In order to examine Assumption 2, which is the stopping criterion in Eq. (47), we temporarily deactivate the other stopping criteria. We observe that Algorithm 2 can always produce a solution that satisfies Assumption 2. However, Algorithm 3 has only \(P\approx 50\%\) chance to produce a solution satisfying Assumption 2. The reason is probably that when computing \({\textbf{r}}_i\) in Step (11) of Algorithm 3, the first-order approximation of \(\nabla f(R_{{\textbf{x}}_k}({{\varvec{\eta }}}_k^*))\) is used rather than the exact \(\nabla f(R_{{\textbf{x}}_k}({{\varvec{\eta }}}_k^*))\) for the sake of computational efficiency. This can result in an approximation error.

Regarding the eigenstep condition in Assumption 1, it can always be met by Algorithm 2 with \(P\approx 100\%\). This indicates that even a few inner iterations are sufficient for it to find a solution pointing in the direction of negative curvature. However, Algorithm 3 has a \(P\approx 70\%\) chance to meet the eigenstep condition. This might be caused by insufficient inner iterations according to Theorem 1. Moreover, the solution obtained by Algorithm 3 is only guaranteed to be stationary according to Theorem 1, rather than pointing in the direction of the negative curvature. This could be a second cause for Algorithm 3 not to meet the eigenstep condition in Eq. (34).

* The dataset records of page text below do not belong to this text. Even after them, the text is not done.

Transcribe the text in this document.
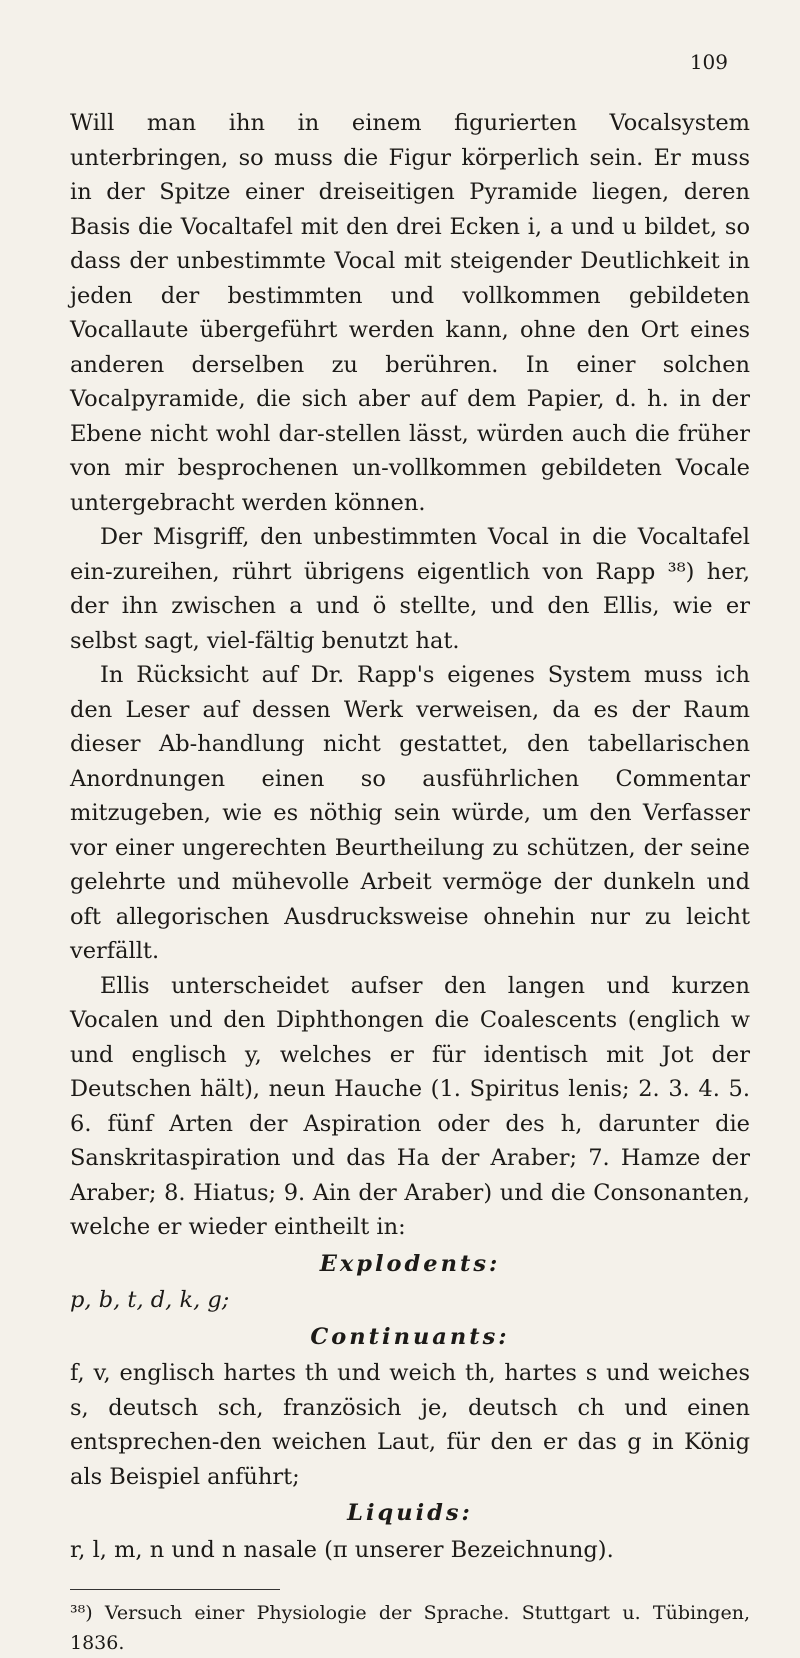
109

Will man ihn in einem figurierten Vocalsystem unterbringen, so muss die Figur körperlich sein. Er muss in der Spitze einer dreiseitigen Pyramide liegen, deren Basis die Vocaltafel mit den drei Ecken i, a und u bildet, so dass der unbestimmte Vocal mit steigender Deutlichkeit in jeden der bestimmten und vollkommen gebildeten Vocallaute übergeführt werden kann, ohne den Ort eines anderen derselben zu berühren. In einer solchen Vocalpyramide, die sich aber auf dem Papier, d. h. in der Ebene nicht wohl dar-stellen lässt, würden auch die früher von mir besprochenen un-vollkommen gebildeten Vocale untergebracht werden können.

Der Misgriff, den unbestimmten Vocal in die Vocaltafel ein-zureihen, rührt übrigens eigentlich von Rapp ³⁸) her, der ihn zwischen a und ö stellte, und den Ellis, wie er selbst sagt, viel-fältig benutzt hat.

In Rücksicht auf Dr. Rapp's eigenes System muss ich den Leser auf dessen Werk verweisen, da es der Raum dieser Ab-handlung nicht gestattet, den tabellarischen Anordnungen einen so ausführlichen Commentar mitzugeben, wie es nöthig sein würde, um den Verfasser vor einer ungerechten Beurtheilung zu schützen, der seine gelehrte und mühevolle Arbeit vermöge der dunkeln und oft allegorischen Ausdrucksweise ohnehin nur zu leicht verfällt.

Ellis unterscheidet aufser den langen und kurzen Vocalen und den Diphthongen die Coalescents (englich w und englisch y, welches er für identisch mit Jot der Deutschen hält), neun Hauche (1. Spiritus lenis; 2. 3. 4. 5. 6. fünf Arten der Aspiration oder des h, darunter die Sanskritaspiration und das Ha der Araber; 7. Hamze der Araber; 8. Hiatus; 9. Ain der Araber) und die Consonanten, welche er wieder eintheilt in:

Explodents:

p, b, t, d, k, g;

Continuants:

f, v, englisch hartes th und weich th, hartes s und weiches s, deutsch sch, französich je, deutsch ch und einen entsprechen-den weichen Laut, für den er das g in König als Beispiel anführt;

Liquids:

r, l, m, n und n nasale (π unserer Bezeichnung).

³⁸) Versuch einer Physiologie der Sprache. Stuttgart u. Tübingen, 1836.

While about Assumption 3, according to Lemma 2, Algorithm 2 always satisfies it. This is verified by our results with \(P=100\%\). Algorithm 3 has a \(P\approx 80\%\) chance to meet Assumption 3 empirically. This empirical result matches the theoretical result indicated by Lemma 3 where solutions from Algorithm 3 tend to approximately satisfy Assumption 3.

6 Conclusion

We have proposed the Inexact Sub-RN-CR algorithm to offer an effective and fast optimization for an important class of non-convex problems whose constraint sets possess manifold structures. The algorithm improves the current state of the art in second-order Riemannian optimization by using cubic regularization and subsampled Hessian and gradient approximations. We have also provided rigorous theoretical results on its convergence, and empirically evaluated and compared it with state-of-the-art Riemannian optimization techniques for two general machine learning tasks and multiple datasets. Both theoretical and experimental results demonstrate that the Inexact Sub-RN-CR offers improved convergence and computational costs. For instance, the achieved iteration number reduction is from \(\mathcal{O}\left(\max\left(\epsilon_g^{-2}\epsilon_H^{-1},\epsilon_H^{-3}\right)\right) \text {to} \:\mathcal{O}\left(\max\left(\epsilon_g^{-2},\epsilon_H^{-3}\right)\right)\) as compared to Kasai and Mishra (2018). When calculating the ratio of the computing time between our method (unit 1) and the best-performing state of the art, we have obtained 18 ratio values ranging from \(1{:}1.12 \:\text {to}\: 1 {:} 3.27\), corresponding to the 9 different datasets that we have used and the two versions of the proposed method (with Lanczos and CG subproblem solvers). Converting the time ratio \(1{:} t\) to a speed improvement by \(\frac{\left(1-1/t\right)}{1/t} = t-1\), the proposed method has resulted in a speed improvement between \(12\%\) and \(227\%\) with an average improvement of \(62\%\) and a median improvement of \(48\%\). Although the proposed method is promising in solving large-sample problems, there remains an open and interesting question of whether the proposed algorithm can be effective in training a constrained deep neural network. This is more demanding in its required computational complexity and convergence characteristics than many other machine learning problems, and it is more challenging to perform the Hessian approximation. Our future work will pursue this direction.